Consumer Advocate & Protection Division of the Office of the Attorney General of Tennessee v. Tennessee Regulatory Authority
M2011-00028-COA-R12-CV
Authoring Judge: Judge Holly M. Kirby

This is an appeal from an order of the Tennessee RegulatoryAuthority(“TRA”). The appeal was filed by the Consumer Advocate and Protection Division of the Office of Tennessee’s Attorney General. It challenges the TRA’s authority to allow a gas company to recover attorney fees that were incurred in a proceeding before the TRA that did not involve ratemaking, and the TRA’s authority to order that the attorney fees be recovered from asset management funds. We conclude that the TRA has the authority to order that such litigation fees be recovered as any other reasonable and prudent operating expense of the utility, and that the TRA acted within its authority in ordering that the fees be paid out of asset management funds. The TRA’s decision, therefore, is affirmed.
 

Court of Appeals

Franklyn Nathaniel Morgan v.

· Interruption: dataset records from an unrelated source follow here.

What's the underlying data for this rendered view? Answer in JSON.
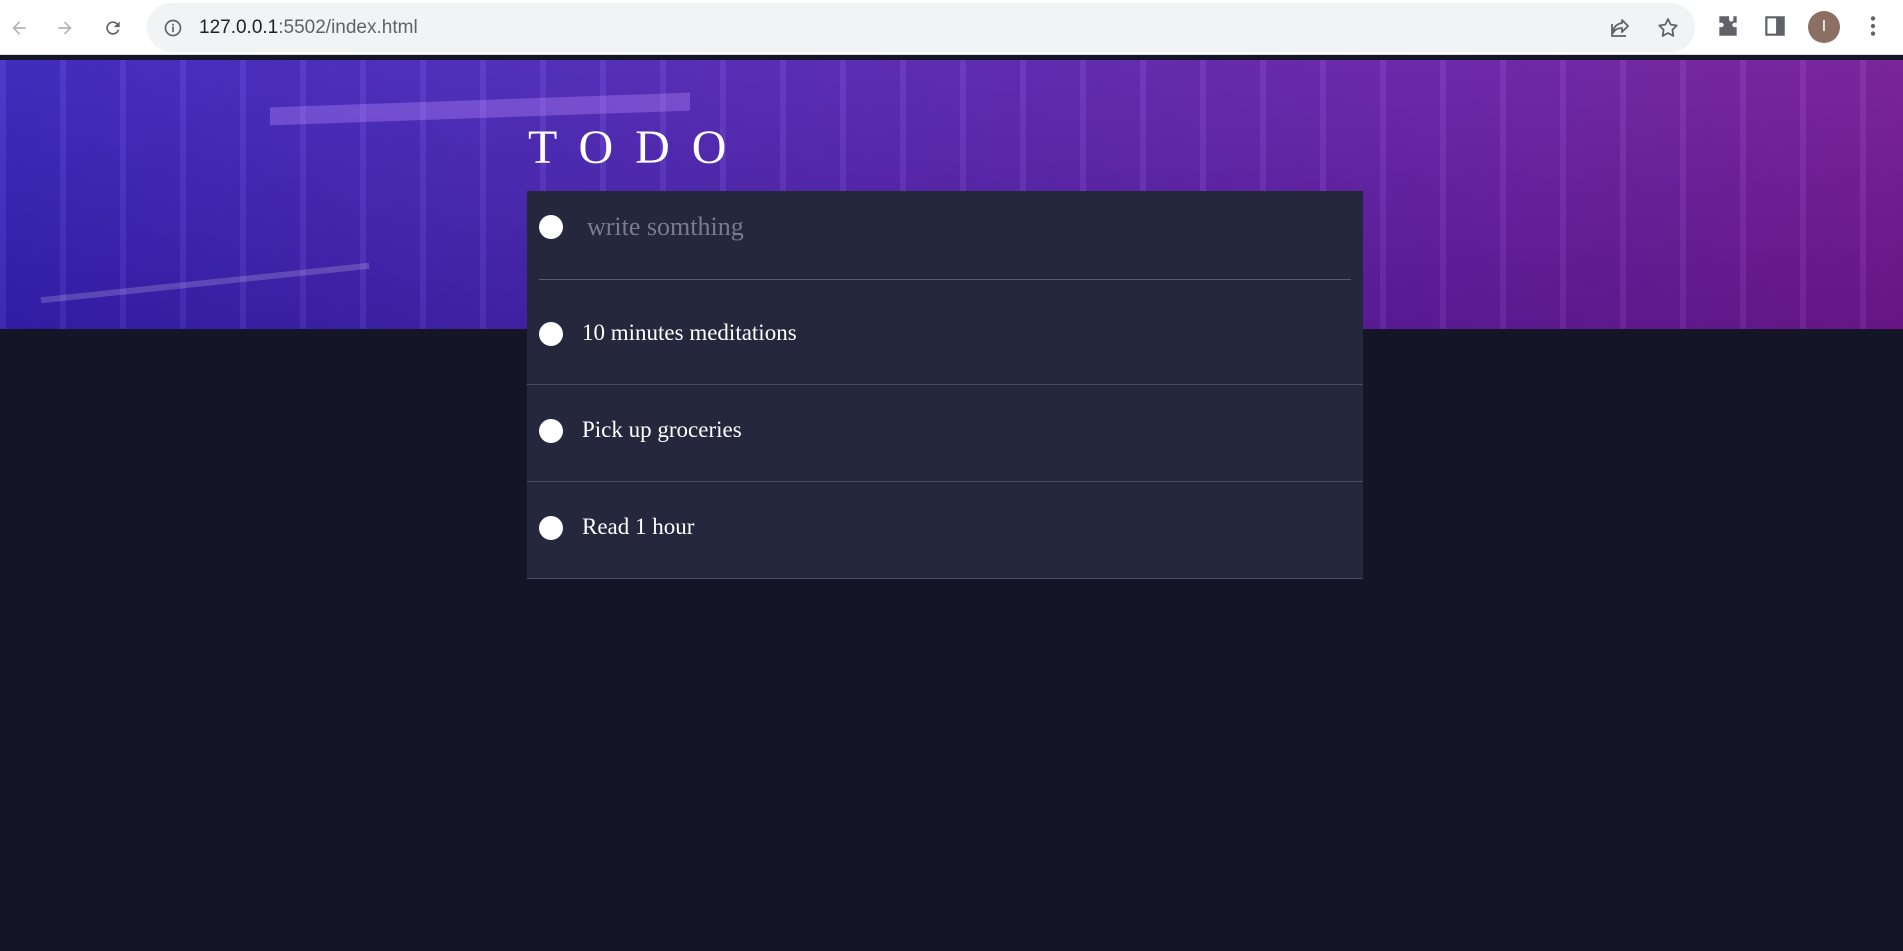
{
  "browser": {
    "url_host": "127.0.0.1",
    "url_rest": ":5502/index.html",
    "avatar_initial": "I",
    "icons": [
      "back-arrow-icon",
      "forward-arrow-icon",
      "reload-icon",
      "info-icon",
      "share-icon",
      "star-icon",
      "extensions-icon",
      "side-panel-icon",
      "menu-dots-icon"
    ]
  },
  "app": {
    "title": "TODO",
    "input_placeholder": "write somthing",
    "todos": [
      {
        "text": "10 minutes meditations"
      },
      {
        "text": "Pick up groceries"
      },
      {
        "text": "Read 1 hour"
      }
    ]
  },
  "colors": {
    "page_bg": "#141628",
    "panel_bg": "#25273c",
    "hero_start": "#3a22c4",
    "hero_end": "#7a1a9e"
  }
}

Kandi Tonyelle Morgan
E2011-00164-COA-R3-CV
Authoring Judge: Judge Charles D. Susano, Jr.
Trial Court Judge: Judge Thomas J. Wright

Franklyn Nathaniel Morgan (“Father”) filed this divorce action after his spouse, Kandi Tonyelle Morgan (“Mother”), was hospitalized because she had ingested an overdose of medication. Father was given temporary custody of the parties’ daughter who was four years old when the parties separated. Mother then obtained temporary custody based on proof that the Father allowed the marital residence to become filthy and dangerous. After a hearing, the court entered a temporary parenting plan based on “week-about” parenting. After a trial, the court made Mother the primary residential parent during the school year and Father the primary residential parent during the summer. The court also awarded Father parenting time during the spring break and two-thirds of the Christmas break. The court further ordered that Father would pick up the child after school and exercise parenting time from then until he went to work at 6:00 p.m. on his workdays, or until 7:00 p.m., when Mother got off from work on her workdays. Mother had 252 parenting days and Father had 113. The court set Father’s child support according to the Child Support Guidelines (“the Guidelines”), but allowed Father a downward deviation of $30 per month based on the extra parenting time after school, which the court found was not taken into account by the Guidelines. Mother appeals. We modify the judgment to designate Mother the sole primary residential parent. In all other respects, the judgment is affirmed.